Para pengunjuk rasa Israel kembali menggelar aksi protes di berbagai kota, termasuk Tel Aviv dan al-Quds, untuk mengekspresikan kemarahan terhadap Perdana Menteri Benjamin Netanyahu. Protes ini muncul setelah Netanyahu memutuskan untuk melanjutkan serangan di Jalur Gaza, yang telah menimbulkan banyak korban jiwa, di tengah meningkatnya kecemasan tentang nasib tahanan Israel yang masih ditahan di wilayah tersebut. Demonstrasi ini membawa slogan-slogan yang menuduh pemerintah mengorbankan tahanan untuk kepentingan politik.
Sebagai latar belakang, keputusan untuk melanjutkan serangan udara di Gaza diumumkan setelah kesepakatan gencatan senjata yang diharapkan memberi harapan bagi pembebasan tahanan. Namun, banyak warga Israel merasa bahwa Netanyahu tidak peduli dengan keselamatan para tahanan tersebut. Seorang demonstran meneriakkan, “Masa depan koalisi atau masa depan Israel,” menekankan dilema yang dihadapi masyarakat dalam konteks politik saat ini.

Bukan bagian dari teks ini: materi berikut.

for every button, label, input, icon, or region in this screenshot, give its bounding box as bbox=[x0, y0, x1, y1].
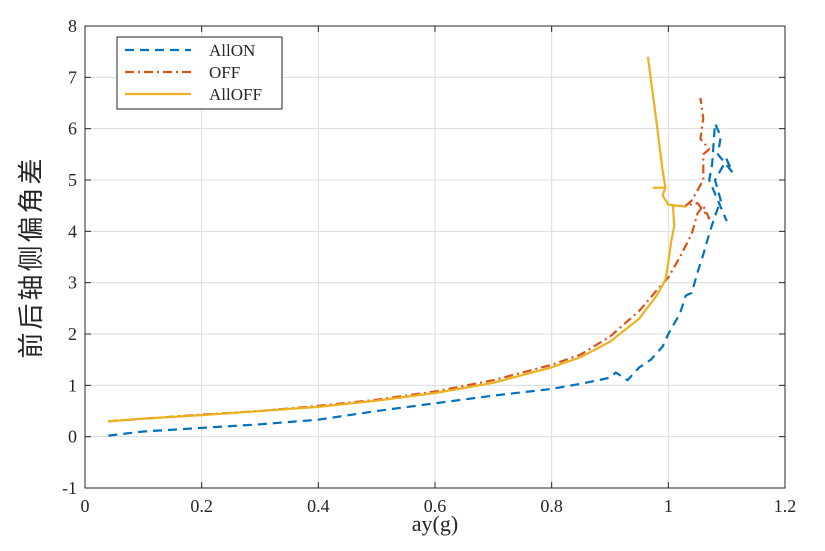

Aksi protes yang berlangsung hari Rabu menunjukkan ketidakpuasan yang mendalam terhadap kebijakan Netanyahu, dengan banyak yang mengkritik keputusan untuk memilih konflik alih-alih melanjutkan negosiasi dengan Hamas. Perwakilan kelompok yang mewakili tahanan yang ditahan di Gaza mengeluarkan pernyataan menuntut agar gencatan senjata segera diterapkan, menuding Netanyahu menggunakan konflik demi mempertahankan cengkeramannya pada kekuasaan.
Menurut laporan dari harian Ibrani Yedioth Ahronoth, bentrokan terjadi antara demonstran dan polisi di al-Quds, dengan beberapa video memperlihatkan tindakan kekerasan terhadap pengunjuk rasa. Pengunjuk rasa dan keluarga tahanan mengungkapkan kekhawatiran yang mendalam bahwa kebijakan militer akan mengancam keselamatan orang-orang terkasih mereka yang terjebak di Gaza.
Kemarahan para demonstran semakin meningkat setelah serangan besar-besaran oleh militer Israel yang dilaporkan menewaskan lebih dari 400 warga Palestina, termasuk banyak anak-anak, menjadikannya sebagai salah satu serangan paling mematikan sejak dimulainya perang di Gaza pada Oktober 2023. Netanyahu mengklaim serangan ini sebagai “permulaan” serta menegaskan kembali niatnya untuk menghancurkan Hamas dan menyelamatkan para tahanan yang tersisa.
Ada keyakinan di kalangan banyak warga Israel bahwa serangan ini lebih berhubungan dengan upaya politik Netanyahu untuk memperkuat posisinya di tengah persidangan korupsinya yang sedang berlangsung. “Netanyahu ingin lolos dari keadilan. Inilah satu-satunya alasan kita menghadapi kudeta rezim dan perang berdarah ini. Ini adalah campuran yang berbahaya,” ungkap Elias Shraga, seorang aktivis saat berunjuk rasa di Tebing Barat.
Sebuah pernyataan dari keluarga tahanan juga menyoroti kekhawatiran mereka, mengatakan bahwa gencatan senjata yang diterapkan pada tanggal 19 Januari menawarkan peluang terbaik untuk memulangkan tahanan dengan aman. Namun, seiring dengan serangan yang kembali terjadi, mereka merasa bahwa ketakutan terbesar mereka telah menjadi kenyataan.
Dalam konteks ini, Gerakan perlawanan Palestina, Hamas, menyesalkan langkah Netanyahu yang dianggapnya sebagai tindakan berbahaya yang tidak hanya membahayakan nyawa para tahanan, tetapi juga memperburuk situasi kemanusiaan di Gaza. Mereka mengklaim bahwa serangan tersebut berdampak besar pada keamanan dan keselamatan para sandera yang saat ini dipegang oleh mereka.
Gelombang serangan baru ini juga merupakan eskalasi besar pertama sejak gencatan senjata dengan Hamas berlaku pada 19 Januari. Menurut data dari kementerian kesehatan Gaza, lebih dari 400 orang telah tewas dalam serangan tersebut. Dalam situasi yang semakin rumit ini, Israel menghadapi dilema moral dan politik yang dalam, di mana banyak warga mempertanyakan keputusan pemerintah dan dampaknya terhadap kehidupan manusia, terutama para tahanan yang harus dihadapi sebagai korban dari konflik secara langsung.